- Occupation: Lecturer in gender studies at the University of Melbourne
- Known for: Auschwitz and Afterimages: Abjection, Witnessing and Representation (2011) After Francis Bacon: Synaesthesia and Sex in Paint (2012)
- Awards: 2007 Leverhulme Trust Award
- Scientific career
- Fields: Gender studies
- Institutions: University of Melbourne
- Website: Profile

= Nicholas Chare =

Nicholas Chare is a professor of art history at the Université de Montréal. He received his Bachelor of Arts in English and the history of art from the University of Leeds in 1997, and his Master of Arts in the social history of art from the same institution in 1998. He received his PhD from the University of Leeds in 2005. He has served as an instructor at the University of Melbourne, the University of Leeds, the University of Reading, the University of York, and Goldsmiths, University of London.

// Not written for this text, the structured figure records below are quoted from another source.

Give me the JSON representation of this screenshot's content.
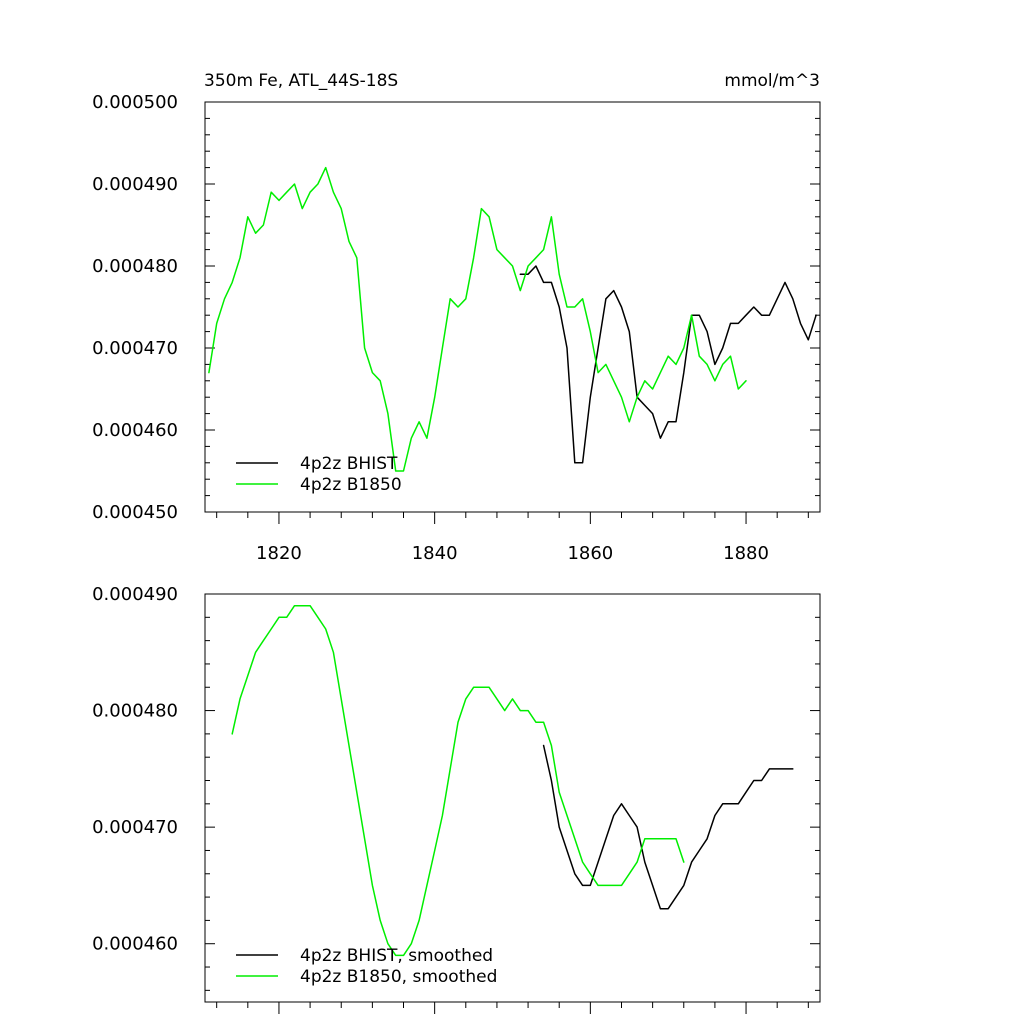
{
  "chart_data": [
    {
      "type": "line",
      "title": "350m Fe, ATL_44S-18S",
      "units": "mmol/m^3",
      "xlim": [
        1810.5,
        1889.5
      ],
      "ylim": [
        0.00045,
        0.0005
      ],
      "xticks": [
        1820,
        1840,
        1860,
        1880
      ],
      "xtick_labels": [
        "1820",
        "1840",
        "1860",
        "1880"
      ],
      "yticks": [
        0.00045,
        0.00046,
        0.00047,
        0.00048,
        0.00049,
        0.0005
      ],
      "ytick_labels": [
        "0.000450",
        "0.000460",
        "0.000470",
        "0.000480",
        "0.000490",
        "0.000500"
      ],
      "legend_position": "bottom-left",
      "series": [
        {
          "name": "4p2z BHIST",
          "color": "#000000",
          "x_start": 1851,
          "values": [
            0.000479,
            0.000479,
            0.00048,
            0.000478,
            0.000478,
            0.000475,
            0.00047,
            0.000456,
            0.000456,
            0.000464,
            0.00047,
            0.000476,
            0.000477,
            0.000475,
            0.000472,
            0.000464,
            0.000463,
            0.000462,
            0.000459,
            0.000461,
            0.000461,
            0.000467,
            0.000474,
            0.000474,
            0.000472,
            0.000468,
            0.00047,
            0.000473,
            0.000473,
            0.000474,
            0.000475,
            0.000474,
            0.000474,
            0.000476,
            0.000478,
            0.000476,
            0.000473,
            0.000471,
            0.000474
          ]
        },
        {
          "name": "4p2z B1850",
          "color": "#00ee00",
          "x_start": 1811,
          "values": [
            0.000467,
            0.000473,
            0.000476,
            0.000478,
            0.000481,
            0.000486,
            0.000484,
            0.000485,
            0.000489,
            0.000488,
            0.000489,
            0.00049,
            0.000487,
            0.000489,
            0.00049,
            0.000492,
            0.000489,
            0.000487,
            0.000483,
            0.000481,
            0.00047,
            0.000467,
            0.000466,
            0.000462,
            0.000455,
            0.000455,
            0.000459,
            0.000461,
            0.000459,
            0.000464,
            0.00047,
            0.000476,
            0.000475,
            0.000476,
            0.000481,
            0.000487,
            0.000486,
            0.000482,
            0.000481,
            0.00048,
            0.000477,
            0.00048,
            0.000481,
            0.000482,
            0.000486,
            0.000479,
            0.000475,
            0.000475,
            0.000476,
            0.000472,
            0.000467,
            0.000468,
            0.000466,
            0.000464,
            0.000461,
            0.000464,
            0.000466,
            0.000465,
            0.000467,
            0.000469,
            0.000468,
            0.00047,
            0.000474,
            0.000469,
            0.000468,
            0.000466,
            0.000468,
            0.000469,
            0.000465,
            0.000466
          ]
        }
      ]
    },
    {
      "type": "line",
      "xlim": [
        1810.5,
        1889.5
      ],
      "ylim": [
        0.000455,
        0.00049
      ],
      "xticks": [
        1820,
        1840,
        1860,
        1880
      ],
      "yticks": [
        0.00046,
        0.00047,
        0.00048,
        0.00049
      ],
      "ytick_labels": [
        "0.000460",
        "0.000470",
        "0.000480",
        "0.000490"
      ],
      "legend_position": "bottom-left",
      "series": [
        {
          "name": "4p2z BHIST, smoothed",
          "color": "#000000",
          "x_start": 1854,
          "values": [
            0.000477,
            0.000474,
            0.00047,
            0.000468,
            0.000466,
            0.000465,
            0.000465,
            0.000467,
            0.000469,
            0.000471,
            0.000472,
            0.000471,
            0.00047,
            0.000467,
            0.000465,
            0.000463,
            0.000463,
            0.000464,
            0.000465,
            0.000467,
            0.000468,
            0.000469,
            0.000471,
            0.000472,
            0.000472,
            0.000472,
            0.000473,
            0.000474,
            0.000474,
            0.000475,
            0.000475,
            0.000475,
            0.000475
          ]
        },
        {
          "name": "4p2z B1850, smoothed",
          "color": "#00ee00",
          "x_start": 1814,
          "values": [
            0.000478,
            0.000481,
            0.000483,
            0.000485,
            0.000486,
            0.000487,
            0.000488,
            0.000488,
            0.000489,
            0.000489,
            0.000489,
            0.000488,
            0.000487,
            0.000485,
            0.000481,
            0.000477,
            0.000473,
            0.000469,
            0.000465,
            0.000462,
            0.00046,
            0.000459,
            0.000459,
            0.00046,
            0.000462,
            0.000465,
            0.000468,
            0.000471,
            0.000475,
            0.000479,
            0.000481,
            0.000482,
            0.000482,
            0.000482,
            0.000481,
            0.00048,
            0.000481,
            0.00048,
            0.00048,
            0.000479,
            0.000479,
            0.000477,
            0.000473,
            0.000471,
            0.000469,
            0.000467,
            0.000466,
            0.000465,
            0.000465,
            0.000465,
            0.000465,
            0.000466,
            0.000467,
            0.000469,
            0.000469,
            0.000469,
            0.000469,
            0.000469,
            0.000467
          ]
        }
      ]
    }
  ]
}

He is the author of Auschwitz and Afterimages: Abjection, Witnessing and Representation, After Francis Bacon: Synaesthesia and Sex in Paint and co-editor of Representing Auschwitz: At the Margins of Testimony (2013) and Matters of Testimony : Interpreting the Scrolls of Auschwitz (2017).

Chare was a 2007 recipient of the Leverhulme Trust Award recognising his research into paintings by Francis Bacon.

==Works==

===Books===
- Chare, Nicholas (2011). "Auschwitz and Afterimages: Abjection, Witnessing and Representation"
- Chare, Nicholas (2012). "After Francis Bacon: Synaesthesia and Sex in Paint"
- Chare, Nicholas (2013). "Representing Auschwitz: At the Margins of Testimony"
- Chare, Nicolas, Williams, Dominic. (2016). "Matters of Testimony : Interpreting the Scrolls of Auschwitz"
- Chare, Nicolas; Franck, Mitchell B. (edited by). (2021) History and Art History: Looking Past Disciplines. New York: Routledge. OCLC 1237709112.